The IPI global network strongly condemns the arrest and assault of British journalist Edward Lawrence and the detention of Swiss journalist Michael Peukur by Chinese authorities this week. We call on the Chinese authorities to respect the right of journalists to cover public protests and other matters of public interest and to ensure the safety of all journalists covering the ongoing demonstrations. 

On November 27, Edward Lawrence, a correspondent for the BBC, was arrested and detained by the Shanghai police while covering the protests against China’s strident Covid measures. During his arrest, the police officers pushed Lawrence to the ground, and kicked and beat him, before taking him into custody. He was held for several hours, before being released. A Chinese foreign ministry spokesman, Zhao Lijian, disputed this account, claiming that the police had been unaware that they were arresting a journalist as Lawrence had not identified himself as a reporter.

In a separate incident, Michael Peukur, a correspondent for the Swiss broadcaster RTS, was approached by the police after a live broadcast. He was briefly detained along with his cameraman and their equipment was confiscated. After a short negotiation, police released both from custody and returned their equipment.

Protests erupted across the country this weekend over the government’s restrictive zero-Covid policy, with some of the largest demonstrations occurring in Shanghai. Authorities have responded by deploying police to break up the demonstrations and by tightening media censorship.

Journalists in China already operate in one of the world’s most restrictive media environments, marked by heavy online censorship and strong government control over print and broadcast media. A 2020 report by the Foreign Correspondents Club of China found that media freedom has significantly deteriorated over the past few years, a process accelerated with the outbreak of the coronavirus pandemic. The report claimed that journalists face physical assault, government surveillance, and visa denials. These attacks have particularly affected foreign correspondents, who are a frequent target of harassment.

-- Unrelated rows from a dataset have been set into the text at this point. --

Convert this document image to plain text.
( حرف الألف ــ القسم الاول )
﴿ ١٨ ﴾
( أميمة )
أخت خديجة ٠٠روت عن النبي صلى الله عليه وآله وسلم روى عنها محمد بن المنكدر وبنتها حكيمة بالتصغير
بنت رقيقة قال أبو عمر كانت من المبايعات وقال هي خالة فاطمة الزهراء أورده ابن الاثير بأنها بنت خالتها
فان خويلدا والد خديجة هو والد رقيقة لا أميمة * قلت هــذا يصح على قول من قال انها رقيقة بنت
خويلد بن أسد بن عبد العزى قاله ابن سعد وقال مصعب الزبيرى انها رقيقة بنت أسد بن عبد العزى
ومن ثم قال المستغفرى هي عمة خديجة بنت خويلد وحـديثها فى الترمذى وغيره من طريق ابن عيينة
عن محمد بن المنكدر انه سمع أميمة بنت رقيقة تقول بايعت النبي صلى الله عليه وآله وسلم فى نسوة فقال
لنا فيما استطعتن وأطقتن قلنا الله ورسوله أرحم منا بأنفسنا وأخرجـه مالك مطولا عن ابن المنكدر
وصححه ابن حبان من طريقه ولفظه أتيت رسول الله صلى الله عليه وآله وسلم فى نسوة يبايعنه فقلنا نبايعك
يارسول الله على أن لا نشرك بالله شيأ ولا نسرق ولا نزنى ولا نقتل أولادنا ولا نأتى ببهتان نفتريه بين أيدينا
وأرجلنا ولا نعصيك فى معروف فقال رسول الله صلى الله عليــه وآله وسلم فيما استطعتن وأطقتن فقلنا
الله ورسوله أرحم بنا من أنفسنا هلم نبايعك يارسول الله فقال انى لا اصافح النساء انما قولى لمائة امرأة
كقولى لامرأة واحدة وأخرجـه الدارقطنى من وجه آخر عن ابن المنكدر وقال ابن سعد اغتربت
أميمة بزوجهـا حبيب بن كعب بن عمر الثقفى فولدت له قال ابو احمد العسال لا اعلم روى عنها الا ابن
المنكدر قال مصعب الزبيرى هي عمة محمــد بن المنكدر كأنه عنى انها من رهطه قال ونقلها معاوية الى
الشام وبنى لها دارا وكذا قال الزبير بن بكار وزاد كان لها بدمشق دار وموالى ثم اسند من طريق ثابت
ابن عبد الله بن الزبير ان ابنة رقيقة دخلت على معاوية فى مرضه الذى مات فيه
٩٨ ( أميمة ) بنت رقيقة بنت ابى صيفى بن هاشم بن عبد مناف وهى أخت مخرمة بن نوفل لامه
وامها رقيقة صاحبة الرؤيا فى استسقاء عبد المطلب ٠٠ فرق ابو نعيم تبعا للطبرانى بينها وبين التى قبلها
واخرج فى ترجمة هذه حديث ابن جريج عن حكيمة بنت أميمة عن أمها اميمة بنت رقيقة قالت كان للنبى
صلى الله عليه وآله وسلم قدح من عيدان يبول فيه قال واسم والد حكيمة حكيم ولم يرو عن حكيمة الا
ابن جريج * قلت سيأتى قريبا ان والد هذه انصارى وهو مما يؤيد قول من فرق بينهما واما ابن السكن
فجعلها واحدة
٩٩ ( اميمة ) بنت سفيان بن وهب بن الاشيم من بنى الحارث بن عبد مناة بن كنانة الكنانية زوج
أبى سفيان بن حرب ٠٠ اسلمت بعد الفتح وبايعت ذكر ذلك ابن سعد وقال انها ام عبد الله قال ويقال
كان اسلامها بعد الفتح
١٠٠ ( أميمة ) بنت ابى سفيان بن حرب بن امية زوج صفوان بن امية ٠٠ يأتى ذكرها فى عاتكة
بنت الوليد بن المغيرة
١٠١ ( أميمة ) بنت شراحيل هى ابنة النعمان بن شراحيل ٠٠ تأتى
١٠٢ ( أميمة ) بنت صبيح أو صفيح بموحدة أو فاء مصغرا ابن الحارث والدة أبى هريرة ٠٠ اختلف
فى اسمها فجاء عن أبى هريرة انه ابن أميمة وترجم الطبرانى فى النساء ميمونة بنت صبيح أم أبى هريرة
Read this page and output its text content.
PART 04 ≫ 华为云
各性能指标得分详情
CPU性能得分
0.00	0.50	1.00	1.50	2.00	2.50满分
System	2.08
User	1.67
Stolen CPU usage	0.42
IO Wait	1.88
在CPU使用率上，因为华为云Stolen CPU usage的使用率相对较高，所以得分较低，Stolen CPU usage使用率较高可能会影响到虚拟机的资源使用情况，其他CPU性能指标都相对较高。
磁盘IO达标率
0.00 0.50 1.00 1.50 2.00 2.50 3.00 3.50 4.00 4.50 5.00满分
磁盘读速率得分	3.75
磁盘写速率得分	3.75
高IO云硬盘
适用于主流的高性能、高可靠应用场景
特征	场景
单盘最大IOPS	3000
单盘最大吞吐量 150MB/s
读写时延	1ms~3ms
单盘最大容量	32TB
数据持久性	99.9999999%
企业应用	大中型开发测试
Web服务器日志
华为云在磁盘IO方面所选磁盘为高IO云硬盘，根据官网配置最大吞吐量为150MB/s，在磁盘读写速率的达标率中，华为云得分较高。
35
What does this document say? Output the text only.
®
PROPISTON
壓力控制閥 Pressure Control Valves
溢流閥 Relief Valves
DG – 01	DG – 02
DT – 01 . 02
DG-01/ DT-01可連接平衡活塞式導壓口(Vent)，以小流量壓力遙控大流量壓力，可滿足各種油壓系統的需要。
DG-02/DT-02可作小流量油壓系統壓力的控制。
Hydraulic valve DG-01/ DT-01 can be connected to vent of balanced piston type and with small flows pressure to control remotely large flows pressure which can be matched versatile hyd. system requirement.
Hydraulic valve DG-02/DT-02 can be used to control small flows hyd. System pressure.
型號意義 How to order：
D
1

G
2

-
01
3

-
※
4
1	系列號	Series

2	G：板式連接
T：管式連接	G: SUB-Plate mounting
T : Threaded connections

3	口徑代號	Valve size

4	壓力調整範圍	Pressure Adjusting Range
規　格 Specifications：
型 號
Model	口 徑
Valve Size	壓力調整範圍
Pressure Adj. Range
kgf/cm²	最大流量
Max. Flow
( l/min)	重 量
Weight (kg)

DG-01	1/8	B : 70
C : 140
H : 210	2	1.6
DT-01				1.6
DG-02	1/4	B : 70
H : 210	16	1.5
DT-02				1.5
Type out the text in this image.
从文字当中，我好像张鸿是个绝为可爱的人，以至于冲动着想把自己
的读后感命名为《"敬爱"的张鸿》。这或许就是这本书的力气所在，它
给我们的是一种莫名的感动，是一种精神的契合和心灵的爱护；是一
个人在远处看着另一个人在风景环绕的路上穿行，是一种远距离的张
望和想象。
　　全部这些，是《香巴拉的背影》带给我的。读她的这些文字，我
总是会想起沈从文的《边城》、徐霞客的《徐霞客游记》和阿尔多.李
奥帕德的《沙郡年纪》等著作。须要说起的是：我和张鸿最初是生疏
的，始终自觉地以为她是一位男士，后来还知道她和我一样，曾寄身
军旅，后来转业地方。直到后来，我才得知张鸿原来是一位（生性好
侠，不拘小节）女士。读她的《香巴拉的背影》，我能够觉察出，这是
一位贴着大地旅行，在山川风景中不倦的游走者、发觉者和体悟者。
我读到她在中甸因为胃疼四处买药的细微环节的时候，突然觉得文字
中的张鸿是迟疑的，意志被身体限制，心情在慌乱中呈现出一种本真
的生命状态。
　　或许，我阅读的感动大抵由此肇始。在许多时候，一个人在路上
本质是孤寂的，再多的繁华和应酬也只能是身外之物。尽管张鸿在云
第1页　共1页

Indeed, in 2020, over a dozen U.S. journalists working for The New York Times, The Washington Post, and the Wall Street Journal were expelled from China by the authorities.

“In an information environment as heavily controlled as China’s, international journalists are critical sources of independent news and information about what is happening inside the country,” IPI Director of Advocacy Amy Brouillette said. “The detention of BBC correspondent Edward Lawrence and RTS journalist Michael Peuker is an blatant attempt by authorities to muzzle the work of the foreign press, who are providing accurate and independent information about these demonstrations. The Chinese government should stop harassing foreign reporters and allow all journalists to do their work freely, safely, and without fear of retaliation.”